The second analysis, which examined 113 patients with COVID-19 from the Renmin Hospital of Wuhan University, also had similar results. The analysis shows that 45 (39.82%) patients had type A blood group, the highest in the group.
"Specifically, compared with non-O groups, blood group O was significantly associated with a lower risk of infection. Compared with non-A blood groups, blood group A displayed higher relative risk than those observed in patients from Wuhan Jinyintan Hospital," says the team.
The study further says that the ABO blood group in 23,368 normal people in Shenzhen displayed a percentage distribution of 28.77%, 25.14%, 7.32% and 38.77% for A, B, AB, and O, respectively.
The third analysis of 285 patients with COVID-19 from Shenzhen showed proportions of blood groups A, B, AB and O to be 28.77%, 29.12%, 13.68%, and 28.42%, respectively.
"Similarly, a significantly lower risk of infection was associated with blood group O. Additionally, we found that blood group AB had an increased risk of infection in this group," the findings state.
According to researchers, the results demonstrate that the ABO blood type is a biomarker for "differential susceptibility" of COVID-19. "We, for the first time, report a link between COVID-19 susceptibility and the ABO blood group, demonstrating the latter to be a biomarker differentiating the former," conclude the researchers.
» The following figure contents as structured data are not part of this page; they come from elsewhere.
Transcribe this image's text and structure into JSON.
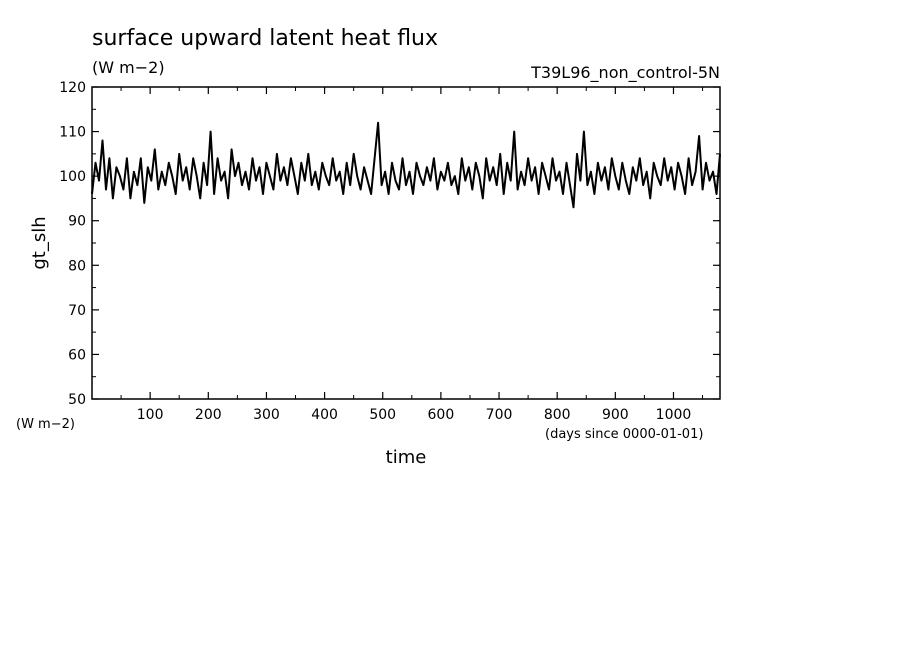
{
  "chart_data": {
    "type": "line",
    "title": "surface upward latent heat flux",
    "units": "(W m−2)",
    "experiment": "T39L96_non_control-5N",
    "ylabel": "gt_slh",
    "y_units": "(W m−2)",
    "xlabel": "time",
    "x_units": "(days since 0000-01-01)",
    "xlim": [
      0,
      1080
    ],
    "ylim": [
      50,
      120
    ],
    "x_ticks": [
      100,
      200,
      300,
      400,
      500,
      600,
      700,
      800,
      900,
      1000
    ],
    "y_ticks": [
      50,
      60,
      70,
      80,
      90,
      100,
      110,
      120
    ],
    "grid": false,
    "line_color": "#000000",
    "series": [
      {
        "x": [
          0,
          6,
          12,
          18,
          24,
          30,
          36,
          42,
          48,
          54,
          60,
          66,
          72,
          78,
          84,
          90,
          96,
          102,
          108,
          114,
          120,
          126,
          132,
          138,
          144,
          150,
          156,
          162,
          168,
          174,
          180,
          186,
          192,
          198,
          204,
          210,
          216,
          222,
          228,
          234,
          240,
          246,
          252,
          258,
          264,
          270,
          276,
          282,
          288,
          294,
          300,
          306,
          312,
          318,
          324,
          330,
          336,
          342,
          348,
          354,
          360,
          366,
          372,
          378,
          384,
          390,
          396,
          402,
          408,
          414,
          420,
          426,
          432,
          438,
          444,
          450,
          456,
          462,
          468,
          474,
          480,
          486,
          492,
          498,
          504,
          510,
          516,
          522,
          528,
          534,
          540,
          546,
          552,
          558,
          564,
          570,
          576,
          582,
          588,
          594,
          600,
          606,
          612,
          618,
          624,
          630,
          636,
          642,
          648,
          654,
          660,
          666,
          672,
          678,
          684,
          690,
          696,
          702,
          708,
          714,
          720,
          726,
          732,
          738,
          744,
          750,
          756,
          762,
          768,
          774,
          780,
          786,
          792,
          798,
          804,
          810,
          816,
          822,
          828,
          834,
          840,
          846,
          852,
          858,
          864,
          870,
          876,
          882,
          888,
          894,
          900,
          906,
          912,
          918,
          924,
          930,
          936,
          942,
          948,
          954,
          960,
          966,
          972,
          978,
          984,
          990,
          996,
          1002,
          1008,
          1014,
          1020,
          1026,
          1032,
          1038,
          1044,
          1050,
          1056,
          1062,
          1068,
          1074,
          1080
        ],
        "values": [
          96,
          103,
          99,
          108,
          97,
          104,
          95,
          102,
          100,
          97,
          104,
          95,
          101,
          98,
          104,
          94,
          102,
          99,
          106,
          97,
          101,
          98,
          103,
          100,
          96,
          105,
          99,
          102,
          97,
          104,
          100,
          95,
          103,
          98,
          110,
          96,
          104,
          99,
          101,
          95,
          106,
          100,
          103,
          98,
          101,
          97,
          104,
          99,
          102,
          96,
          103,
          100,
          97,
          105,
          99,
          102,
          98,
          104,
          100,
          96,
          103,
          99,
          105,
          98,
          101,
          97,
          103,
          100,
          98,
          104,
          99,
          101,
          96,
          103,
          98,
          105,
          100,
          97,
          102,
          99,
          96,
          104,
          112,
          98,
          101,
          96,
          103,
          99,
          97,
          104,
          98,
          101,
          96,
          103,
          100,
          98,
          102,
          99,
          104,
          97,
          101,
          99,
          103,
          98,
          100,
          96,
          104,
          99,
          102,
          97,
          103,
          100,
          95,
          104,
          99,
          102,
          98,
          105,
          96,
          103,
          99,
          110,
          97,
          101,
          98,
          104,
          99,
          102,
          96,
          103,
          100,
          97,
          104,
          99,
          101,
          96,
          103,
          98,
          93,
          105,
          99,
          110,
          98,
          101,
          96,
          103,
          99,
          102,
          97,
          104,
          100,
          97,
          103,
          99,
          96,
          102,
          99,
          104,
          98,
          101,
          95,
          103,
          100,
          98,
          104,
          99,
          102,
          97,
          103,
          100,
          96,
          104,
          98,
          101,
          109,
          97,
          103,
          99,
          101,
          96,
          105
        ]
      }
    ]
  }
}
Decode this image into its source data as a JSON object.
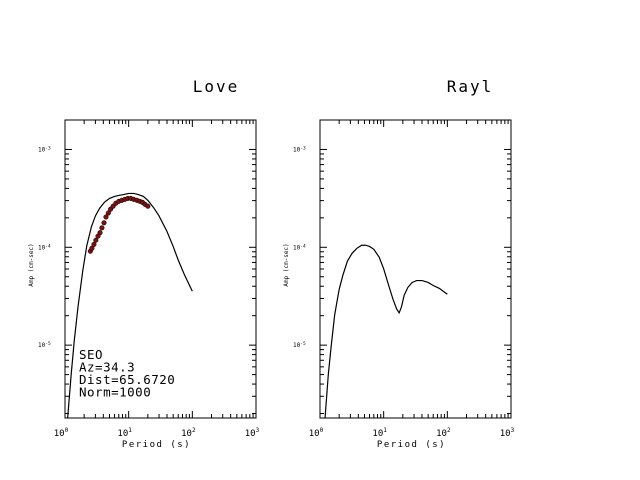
{
  "chart_data": [
    {
      "type": "line",
      "title": "Love",
      "xlabel": "Period (s)",
      "ylabel": "Amp (cm-sec)",
      "xscale": "log",
      "yscale": "log",
      "xlim": [
        1,
        1000
      ],
      "ylim": [
        1.8e-06,
        0.002
      ],
      "xticklabels": [
        {
          "base": "10",
          "exp": "0",
          "value": 1
        },
        {
          "base": "10",
          "exp": "1",
          "value": 10
        },
        {
          "base": "10",
          "exp": "2",
          "value": 100
        },
        {
          "base": "10",
          "exp": "3",
          "value": 1000
        }
      ],
      "yticklabels": [
        {
          "base": "10",
          "exp": "-3",
          "value": 0.001
        },
        {
          "base": "10",
          "exp": "-4",
          "value": 0.0001
        },
        {
          "base": "10",
          "exp": "-5",
          "value": 1e-05
        }
      ],
      "annotations": [
        "SEO",
        "Az=34.3",
        "Dist=65.6720",
        "Norm=1000"
      ],
      "series": [
        {
          "kind": "line",
          "x": [
            1.1,
            1.25,
            1.4,
            1.6,
            1.9,
            2.2,
            2.6,
            3.0,
            3.5,
            4.2,
            5.0,
            6.0,
            7.0,
            8.5,
            10,
            12,
            14,
            17,
            20,
            25,
            30,
            40,
            50,
            60,
            75,
            100
          ],
          "y": [
            1.8e-06,
            5e-06,
            1.12e-05,
            2.46e-05,
            5.75e-05,
            0.000104,
            0.000162,
            0.000209,
            0.000251,
            0.00029,
            0.000316,
            0.000331,
            0.000339,
            0.000347,
            0.000355,
            0.000355,
            0.000347,
            0.000331,
            0.000302,
            0.000251,
            0.000209,
            0.000145,
            0.000102,
            7.41e-05,
            5.25e-05,
            3.55e-05
          ]
        },
        {
          "kind": "scatter",
          "color": "#7a1010",
          "x": [
            2.5,
            2.65,
            2.85,
            3.05,
            3.3,
            3.55,
            3.8,
            4.1,
            4.4,
            4.8,
            5.2,
            5.7,
            6.3,
            7.0,
            7.8,
            8.7,
            9.7,
            10.8,
            12.0,
            13.5,
            15.0,
            16.5,
            18.0,
            20.0
          ],
          "y": [
            9.12e-05,
            9.77e-05,
            0.000107,
            0.000118,
            0.00013,
            0.000141,
            0.000158,
            0.000178,
            0.000204,
            0.000224,
            0.000245,
            0.000263,
            0.000282,
            0.000295,
            0.000302,
            0.000309,
            0.000316,
            0.000316,
            0.000309,
            0.000302,
            0.000295,
            0.000288,
            0.000275,
            0.000263
          ]
        }
      ]
    },
    {
      "type": "line",
      "title": "Rayl",
      "xlabel": "Period (s)",
      "ylabel": "Amp (cm-sec)",
      "xscale": "log",
      "yscale": "log",
      "xlim": [
        1,
        1000
      ],
      "ylim": [
        1.8e-06,
        0.002
      ],
      "xticklabels": [
        {
          "base": "10",
          "exp": "0",
          "value": 1
        },
        {
          "base": "10",
          "exp": "1",
          "value": 10
        },
        {
          "base": "10",
          "exp": "2",
          "value": 100
        },
        {
          "base": "10",
          "exp": "3",
          "value": 1000
        }
      ],
      "yticklabels": [
        {
          "base": "10",
          "exp": "-3",
          "value": 0.001
        },
        {
          "base": "10",
          "exp": "-4",
          "value": 0.0001
        },
        {
          "base": "10",
          "exp": "-5",
          "value": 1e-05
        }
      ],
      "series": [
        {
          "kind": "line",
          "x": [
            1.2,
            1.35,
            1.5,
            1.7,
            2.0,
            2.3,
            2.7,
            3.2,
            3.8,
            4.5,
            5.2,
            6.0,
            7.0,
            8.5,
            10,
            12,
            14,
            16,
            17.5,
            19,
            21,
            24,
            28,
            33,
            40,
            50,
            60,
            75,
            100
          ],
          "y": [
            1.8e-06,
            5e-06,
            9.8e-06,
            2.04e-05,
            3.72e-05,
            5.25e-05,
            7.24e-05,
            8.71e-05,
            9.77e-05,
            0.000105,
            0.000105,
            0.000102,
            9.55e-05,
            7.94e-05,
            6.03e-05,
            4.07e-05,
            2.95e-05,
            2.34e-05,
            2.14e-05,
            2.45e-05,
            3.24e-05,
            3.89e-05,
            4.37e-05,
            4.57e-05,
            4.57e-05,
            4.37e-05,
            4.07e-05,
            3.8e-05,
            3.31e-05
          ]
        }
      ]
    }
  ]
}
They say that the lower susceptibility of blood group O and higher susceptibility of blood group A for COVID-19 "could be linked to the presence of natural anti-blood group antibodies, particularly anti-A antibody," in the blood.
"This hypothesis will need direct studies to prove. There may also be other mechanisms underlying the ABO blood group-differentiated susceptibility for COVID-19 that require further studies to elucidate," says the team.
The findings have potential clinical implications given the current COVID-19 crisis. The experts recommend that people with blood group A might need particularly "strengthened personal protection" to reduce the chance of infection.
"COVID-19-infected patients with blood group A might need to receive more vigilant surveillance and aggressive treatment. It might be helpful to introduce ABO blood typing in both patients and medical personnel as a routine part of the management of COVID-19 and other coronavirus infections, to help define the management options and assess risk exposure levels of people," says the team.
They, however, add that further studies are needed on this aspect and one should be cautious to use this study to guide clinical practice at this time.